Palestras Sobre Os Degraus Da Escada, Parte 169
Palestras sobre os Degraus da Escada, Parte 169
Como podemos não querer receber algo se nunca o recebemos antes?
Como a espiritualidade é algo oculto, aparentemente a desejamos, mas, na realidade, o que mais queremos é nos livrar do sofrimento. Enfrentamos diversos tipos de sofrimento em nossa condição neste mundo, e precisamos escapar dele. Então, parece-nos que somos atraídos pela espiritualidade porque realmente a desejamos. Contudo, na verdade, não podemos desejá-la antes de a termos visto e sentido. Até mesmo o fascínio do desconhecido que imaginamos não é espiritualidade. A espiritualidade existe para nos presentear, não para ser o que imaginamos que seja. Com o tempo, uma nova faceta e imagem da espiritualidade se revelam para nós, e, à medida que progredimos, a forma da espiritualidade se transforma constantemente.

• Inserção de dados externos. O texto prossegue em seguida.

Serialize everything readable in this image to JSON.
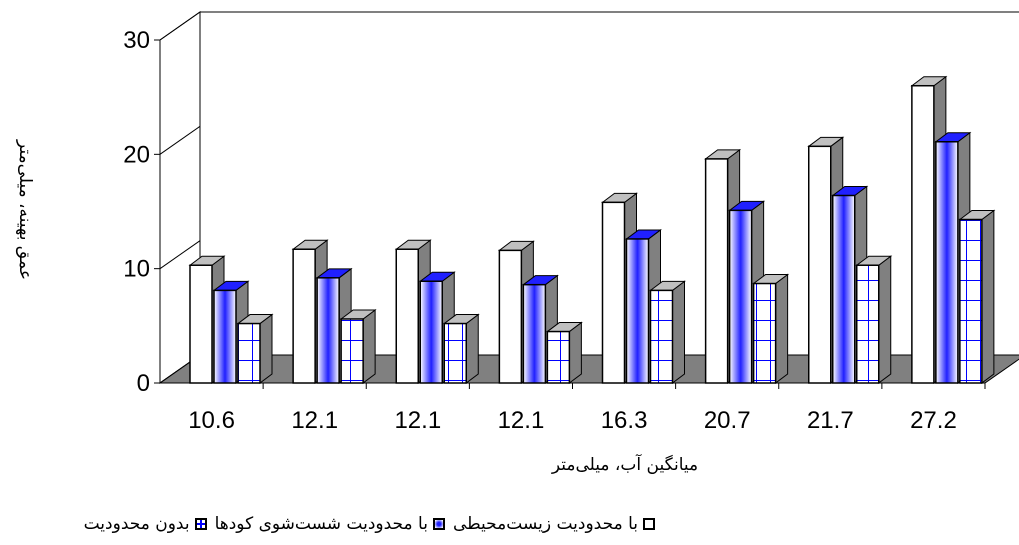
{
  "chart_data": {
    "type": "bar3d",
    "x_label": "میانگین آب، میلی‌متر",
    "y_label": "عمق بهینه، میلی‌متر",
    "categories": [
      "10.6",
      "12.1",
      "12.1",
      "12.1",
      "16.3",
      "20.7",
      "21.7",
      "27.2"
    ],
    "series": [
      {
        "name": "با محدودیت زیست‌محیطی",
        "color": "#ffffff",
        "fill": "solid",
        "values": [
          10.3,
          11.7,
          11.7,
          11.6,
          15.8,
          19.6,
          20.7,
          26.0
        ]
      },
      {
        "name": "با محدودیت شست‌شوی کودها",
        "color": "#2020ff",
        "fill": "gradient",
        "values": [
          8.1,
          9.2,
          8.9,
          8.6,
          12.6,
          15.1,
          16.4,
          21.1
        ]
      },
      {
        "name": "بدون محدودیت",
        "color": "#0000ff",
        "fill": "grid",
        "values": [
          5.2,
          5.6,
          5.2,
          4.5,
          8.1,
          8.7,
          10.3,
          14.3
        ]
      }
    ],
    "ylim": [
      0,
      30
    ],
    "yticks": [
      0,
      10,
      20,
      30
    ]
  }
}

Portanto, não podemos desejar a espiritualidade como ela realmente é, porque ela é oposta a nós. Somos impelidos à espiritualidade porque parece que ela resolverá nossos problemas. Então, o pequeno desejo de receber que temos pela espiritualidade, que é essencialmente uma simples curiosidade, nós desenvolvemos gradualmente por meio do estudo, ouvindo do ambiente, da sociedade: “Vale a pena”, “É importante”, “É ótimo”. Isso nos atrai e nos obrigamos a estudar, trabalhar e realizar ações que nos ajudarão. Esse estudo e essas ações nos ajudam a atrair a luz circundante.

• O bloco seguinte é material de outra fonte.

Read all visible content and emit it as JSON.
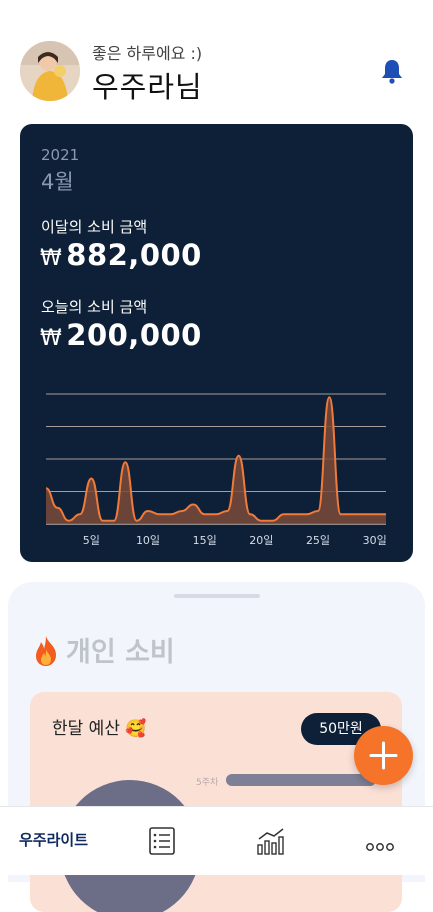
{
  "header": {
    "greeting": "좋은 하루에요 :)",
    "username": "우주라님",
    "avatar_icon": "avatar-photo",
    "bell_icon": "bell-icon"
  },
  "summary": {
    "year": "2021",
    "month": "4월",
    "month_label": "이달의 소비 금액",
    "month_currency": "₩",
    "month_amount": "882,000",
    "today_label": "오늘의 소비 금액",
    "today_currency": "₩",
    "today_amount": "200,000"
  },
  "chart_data": {
    "type": "area",
    "x_ticks": [
      "5일",
      "10일",
      "15일",
      "20일",
      "25일",
      "30일"
    ],
    "x": [
      1,
      2,
      3,
      4,
      5,
      6,
      7,
      8,
      9,
      10,
      11,
      12,
      13,
      14,
      15,
      16,
      17,
      18,
      19,
      20,
      21,
      22,
      23,
      24,
      25,
      26,
      27,
      28,
      29,
      30
    ],
    "values": [
      1.1,
      0.5,
      0.1,
      0.3,
      1.4,
      0.1,
      0.1,
      1.9,
      0.1,
      0.4,
      0.3,
      0.3,
      0.4,
      0.6,
      0.3,
      0.3,
      0.4,
      2.1,
      0.3,
      0.1,
      0.1,
      0.3,
      0.3,
      0.3,
      0.4,
      3.9,
      0.3,
      0.3,
      0.3,
      0.3
    ],
    "ylim": [
      0,
      4
    ],
    "grid": true,
    "colors": {
      "line": "#f07a3a",
      "fill": "#7a4a3a",
      "grid": "#f0d9c8"
    }
  },
  "personal": {
    "title": "개인 소비",
    "title_icon": "fire-icon"
  },
  "budget": {
    "title": "한달 예산 🥰",
    "badge": "50만원",
    "week_label": "5주차",
    "progress": 1.0
  },
  "fab": {
    "icon": "plus-icon",
    "color": "#f5742a"
  },
  "nav": {
    "home_label": "우주라이트",
    "items": [
      "list-icon",
      "stats-chart-icon",
      "more-icon"
    ]
  }
}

Ao atrairmos a luz circundante, recebemos uma graça de Kedusha que nunca tivemos antes. Mesmo que parecesse que desejávamos muito a espiritualidade, a graça de Kedusha que recebemos é completamente diferente. A graça de Kedusha significa que começamos a concordar com o fato de que devemos alcançar “em prol de doar”. Este é um fenômeno muito estranho e antinatural, onde dentro do Lo Lishma (“não por causa Dela”) geral começa a aparecer um pequeno Lishma (“por causa Dela”). Em outras palavras, queremos realizar o trabalho para que tanto nós quanto o Criador tenhamos algo a ganhar. Claro, se nada fosse ganho para nós mesmos, não faríamos o trabalho, mas já surge uma certa intenção de que seja também para o Criador.
Esse estado é chamado de “Lo Lishma que leva a Lishma”. A transição já aparece ali, semelhante à quebra dos vasos, onde no vaso, em Malchut, há uma centelha de Bina através da qual Malchut pode posteriormente receber correção.